Leaving memory-hardness assumptions aside, some slow hash functions are iterated salted hash-chain versions of regular cryptographic hashes. This is usually defined by a round parameter i.e., in PBKDF2. Is there any cryptography paper that addresses security-bits definition based on the factor of rounds of linear successive invocations (not parallel) for one output computation?

I.e., a concrete example: is breaking a pre-image of sha3(fresh_salt, input_value) easier than sha3(sha3(sha3(sha3(fresh_salt, input_value)))) for some low entropy input_value (i.e., 64bits), and if yes does the latter offer 2-bits of extra security because the relative effort required by the attacker is 4 times more?

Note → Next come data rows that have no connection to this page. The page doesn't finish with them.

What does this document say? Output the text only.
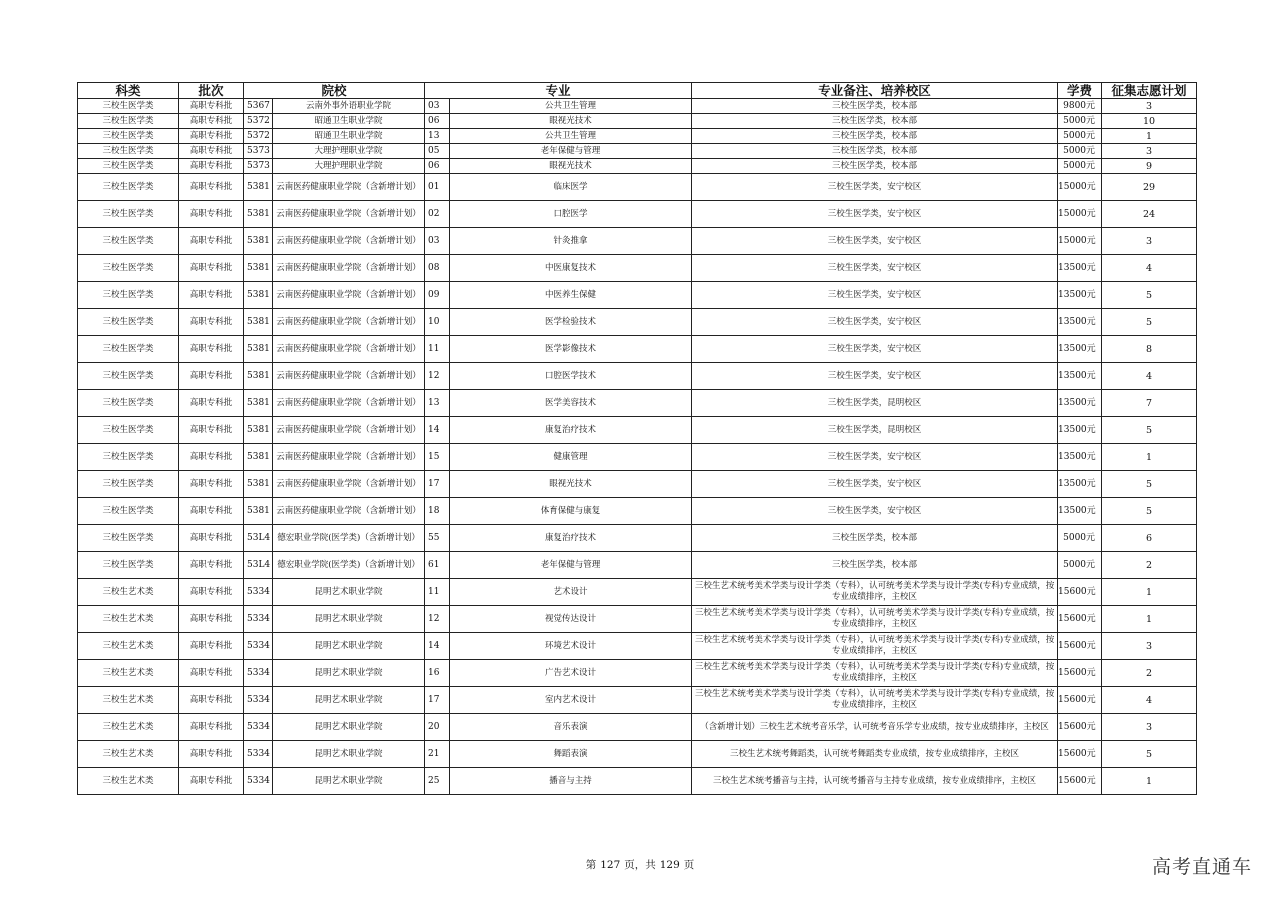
科类	批次	院校		专业		专业备注、培养校区	学费	征集志愿计划
三校生医学类	高职专科批	5367	云南外事外语职业学院	03	公共卫生管理	三校生医学类，校本部	9800元	3
三校生医学类	高职专科批	5372	昭通卫生职业学院	06	眼视光技术	三校生医学类，校本部	5000元	10
三校生医学类	高职专科批	5372	昭通卫生职业学院	13	公共卫生管理	三校生医学类，校本部	5000元	1
三校生医学类	高职专科批	5373	大理护理职业学院	05	老年保健与管理	三校生医学类，校本部	5000元	3
三校生医学类	高职专科批	5373	大理护理职业学院	06	眼视光技术	三校生医学类，校本部	5000元	9
三校生医学类	高职专科批	5381	云南医药健康职业学院（含新增计划）	01	临床医学	三校生医学类，安宁校区	15000元	29
三校生医学类	高职专科批	5381	云南医药健康职业学院（含新增计划）	02	口腔医学	三校生医学类，安宁校区	15000元	24
三校生医学类	高职专科批	5381	云南医药健康职业学院（含新增计划）	03	针灸推拿	三校生医学类，安宁校区	15000元	3
三校生医学类	高职专科批	5381	云南医药健康职业学院（含新增计划）	08	中医康复技术	三校生医学类，安宁校区	13500元	4
三校生医学类	高职专科批	5381	云南医药健康职业学院（含新增计划）	09	中医养生保健	三校生医学类，安宁校区	13500元	5
三校生医学类	高职专科批	5381	云南医药健康职业学院（含新增计划）	10	医学检验技术	三校生医学类，安宁校区	13500元	5
三校生医学类	高职专科批	5381	云南医药健康职业学院（含新增计划）	11	医学影像技术	三校生医学类，安宁校区	13500元	8
三校生医学类	高职专科批	5381	云南医药健康职业学院（含新增计划）	12	口腔医学技术	三校生医学类，安宁校区	13500元	4
三校生医学类	高职专科批	5381	云南医药健康职业学院（含新增计划）	13	医学美容技术	三校生医学类，昆明校区	13500元	7
三校生医学类	高职专科批	5381	云南医药健康职业学院（含新增计划）	14	康复治疗技术	三校生医学类，昆明校区	13500元	5
三校生医学类	高职专科批	5381	云南医药健康职业学院（含新增计划）	15	健康管理	三校生医学类，安宁校区	13500元	1
三校生医学类	高职专科批	5381	云南医药健康职业学院（含新增计划）	17	眼视光技术	三校生医学类，安宁校区	13500元	5
三校生医学类	高职专科批	5381	云南医药健康职业学院（含新增计划）	18	体育保健与康复	三校生医学类，安宁校区	13500元	5
三校生医学类	高职专科批	53L4	德宏职业学院(医学类)（含新增计划）	55	康复治疗技术	三校生医学类，校本部	5000元	6
三校生医学类	高职专科批	53L4	德宏职业学院(医学类)（含新增计划）	61	老年保健与管理	三校生医学类，校本部	5000元	2
三校生艺术类	高职专科批	5334	昆明艺术职业学院	11	艺术设计	三校生艺术统考美术学类与设计学类（专科），认可统考美术学类与设计学类(专科)专业成绩，按专业成绩排序，主校区	15600元	1
三校生艺术类	高职专科批	5334	昆明艺术职业学院	12	视觉传达设计	三校生艺术统考美术学类与设计学类（专科），认可统考美术学类与设计学类(专科)专业成绩，按专业成绩排序，主校区	15600元	1
三校生艺术类	高职专科批	5334	昆明艺术职业学院	14	环境艺术设计	三校生艺术统考美术学类与设计学类（专科），认可统考美术学类与设计学类(专科)专业成绩，按专业成绩排序，主校区	15600元	3
三校生艺术类	高职专科批	5334	昆明艺术职业学院	16	广告艺术设计	三校生艺术统考美术学类与设计学类（专科），认可统考美术学类与设计学类(专科)专业成绩，按专业成绩排序，主校区	15600元	2
三校生艺术类	高职专科批	5334	昆明艺术职业学院	17	室内艺术设计	三校生艺术统考美术学类与设计学类（专科），认可统考美术学类与设计学类(专科)专业成绩，按专业成绩排序，主校区	15600元	4
三校生艺术类	高职专科批	5334	昆明艺术职业学院	20	音乐表演	（含新增计划）三校生艺术统考音乐学，认可统考音乐学专业成绩，按专业成绩排序，主校区	15600元	3
三校生艺术类	高职专科批	5334	昆明艺术职业学院	21	舞蹈表演	三校生艺术统考舞蹈类，认可统考舞蹈类专业成绩，按专业成绩排序，主校区	15600元	5
三校生艺术类	高职专科批	5334	昆明艺术职业学院	25	播音与主持	三校生艺术统考播音与主持，认可统考播音与主持专业成绩，按专业成绩排序，主校区	15600元	1
第 127 页，共 129 页	高考直通车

Any research paper that discusses that (relative adversarial effort required between independent or linearly-dependent functions vs. pragmatic bits of offered security)?

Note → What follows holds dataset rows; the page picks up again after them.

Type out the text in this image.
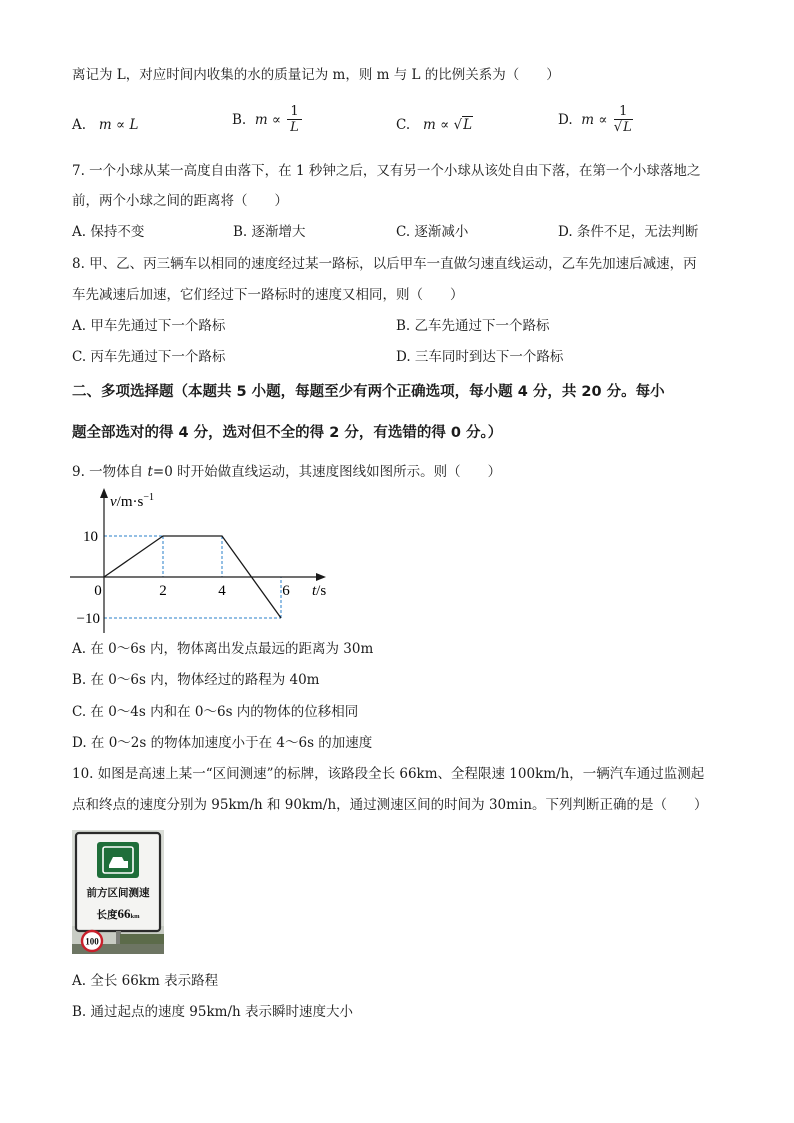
离记为 L，对应时间内收集的水的质量记为 m，则 m 与 L 的比例关系为（　　）
A. m ∝ L	B. $m \propto \frac{1}{L}$	C. m ∝ √L	D. $m \propto \frac{1}{√L}$
7. 一个小球从某一高度自由落下，在 1 秒钟之后，又有另一个小球从该处自由下落，在第一个小球落地之
前，两个小球之间的距离将（　　）
A. 保持不变	B. 逐渐增大	C. 逐渐减小	D. 条件不足，无法判断
8. 甲、乙、丙三辆车以相同的速度经过某一路标，以后甲车一直做匀速直线运动，乙车先加速后减速，丙
车先减速后加速，它们经过下一路标时的速度又相同，则（　　）
A. 甲车先通过下一个路标	B. 乙车先通过下一个路标
C. 丙车先通过下一个路标	D. 三车同时到达下一个路标
二、多项选择题（本题共 5 小题，每题至少有两个正确选项，每小题 4 分，共 20 分。每小
题全部选对的得 4 分，选对但不全的得 2 分，有选错的得 0 分。）
9. 一物体自 t=0 时开始做直线运动，其速度图线如图所示。则（　　）
0	2	4	6
10
−10
$v/m\cdot s^{-1}$
t/s
A. 在 0～6s 内，物体离出发点最远的距离为 30m
B. 在 0～6s 内，物体经过的路程为 40m
C. 在 0～4s 内和在 0～6s 内的物体的位移相同
D. 在 0～2s 的物体加速度小于在 4～6s 的加速度
10. 如图是高速上某一“区间测速”的标牌，该路段全长 66km、全程限速 100km/h，一辆汽车通过监测起
点和终点的速度分别为 95km/h 和 90km/h，通过测速区间的时间为 30min。下列判断正确的是（　　）
前方区间测速
长度66km
100
A. 全长 66km 表示路程
B. 通过起点的速度 95km/h 表示瞬时速度大小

• This question is similar to Security implications of slow-by-design hashes on relative security vs. hash size, but I'm mostly interested in a security proof related answer.

There have been refined notions of what it means for a protocol to have $\lambda$-bits of security. The best-known one is probably the Micciancio-Walter On the Bit Security of Cryptographic Primitives.

The notion of bit security there is different whether one is working with a

• decision game, where it is $\min_A\log_2 \frac{T(A)}{(\mathsf{adv}^A)^2}$, i.e. scales quadratically with the adversarial advantage, or

• search game, where it is $\min_A \log_2 \frac{T(A)}{\mathsf{adv}^A}$, i.e. scales linearly with the adversarial advantage.

The $\min_A$ is minimizing over all adversaries attacking a primitive, and $T(A)$ is the running time of $A$. Note that advantage for search/decision games are defined differently (for search games, it is roughly the success probability, for decision games, it is $2\delta-1$, where $\delta$ is the success probability).

Anyway, in this framework you could try to prove something like

If $H(\cdot)$ is a hash function that is $\kappa$-bit pre-image resistant, then $H^{\circ k}(\cdot)$, the $k$-fold composition of $H$, is $(\log_2(k) + \kappa)$-bit pre-image resistant.

The proof roughly go as follows

1. Start with $\min_A \log_2 \frac{T(A)}{\mathsf{adv}_H^A}\geq \kappa$, where $\mathsf{adv}^A_H$ is the advantage of $A$ in a game defining pre-image resistance.

2. Establish some sort of advantage bound $\mathsf{adv}_{H^{\circ k}}^A \leq \mathsf{adv}_H^A$, keeping track of the running time of the new adversary $B$ one (implicitly) constructs as part of this. For simplicity, assume that $\mathsf{adv}_{H^{\circ k}}^B \leq \mathsf{adv}_H^A$, and $T(B) = kT(A)$ --- it is not clear to me this is true, but I think this assumption is implicit in your question.

3. Then, we have that $\min_B \frac{T(B)}{\mathsf{adv}_{H^{\circ k}}^B} \geq \min_A\frac{kT(A)}{\mathsf{adv}_{H}^A} = \log_2 k + \kappa$.

As #2 above points out, this really reduces to showing a (traditional) advantage bound of the form.

For any adversary $B$ against $SHA3^{\circ k}$, there is an adversary $A$ against $SHA3$ with

• $T(B) = kT(A)$, and
• $\mathsf{adv}^B_{SHA3^{\circ k}} \leq \mathsf{adv}^A_{SHA3}$.

This is to say that the MW framework allows one to discuss how much the higher running time of $B$ impacts security (which is your question), but one still needs to prove an advantage bound though.

A few thoughts on this, not really sure if I my answer will cover you and probably it has flaws.

First a few things about security. When we say that an cryptographic scheme has $λ$ bits of security what we usually mean is that the only way to break it is to brute force the trapdoor information and so to try $2^λ$ combinations. Of course we are not considering any other type of attacks, side channel attacks etc. Afterwards we consider an adversary model e.g. computationally bounded. And if we prove that the scheme is secure against this adversary then we say it has $λ$ bits of security.

Since you are referring to theoretical security the answer is no. It would probably be yes if you were referring to quantitative security. I will try to offer a very intuitive counter example.

Instead of considering a hash function consider Textbook RSA with proper padding for example. Let's define its security only in terms of semantic security. So it is secure, and thus we say it has $1^λ$ bits of security, if for any $PPT$ adversary (on the security parameter) any pair of same length messages $m_1, m_2$, their corespoding ciphertexts are computationally indistinguishable. If RSA assumption holds, we know RSA is semantically secure.

Now consider a new scheme where $c=Enc_k(Enc_k(x))$. If the last encryption scheme was more secure than the first one, this would mean that the adversary would be able to achieve non-negligible advantage in a game where it is given two ciphertexts each one encrypted with the two schemes, e.g. the distributions would need to be non-negligibly close. From the RSA assumption this cannot be the case.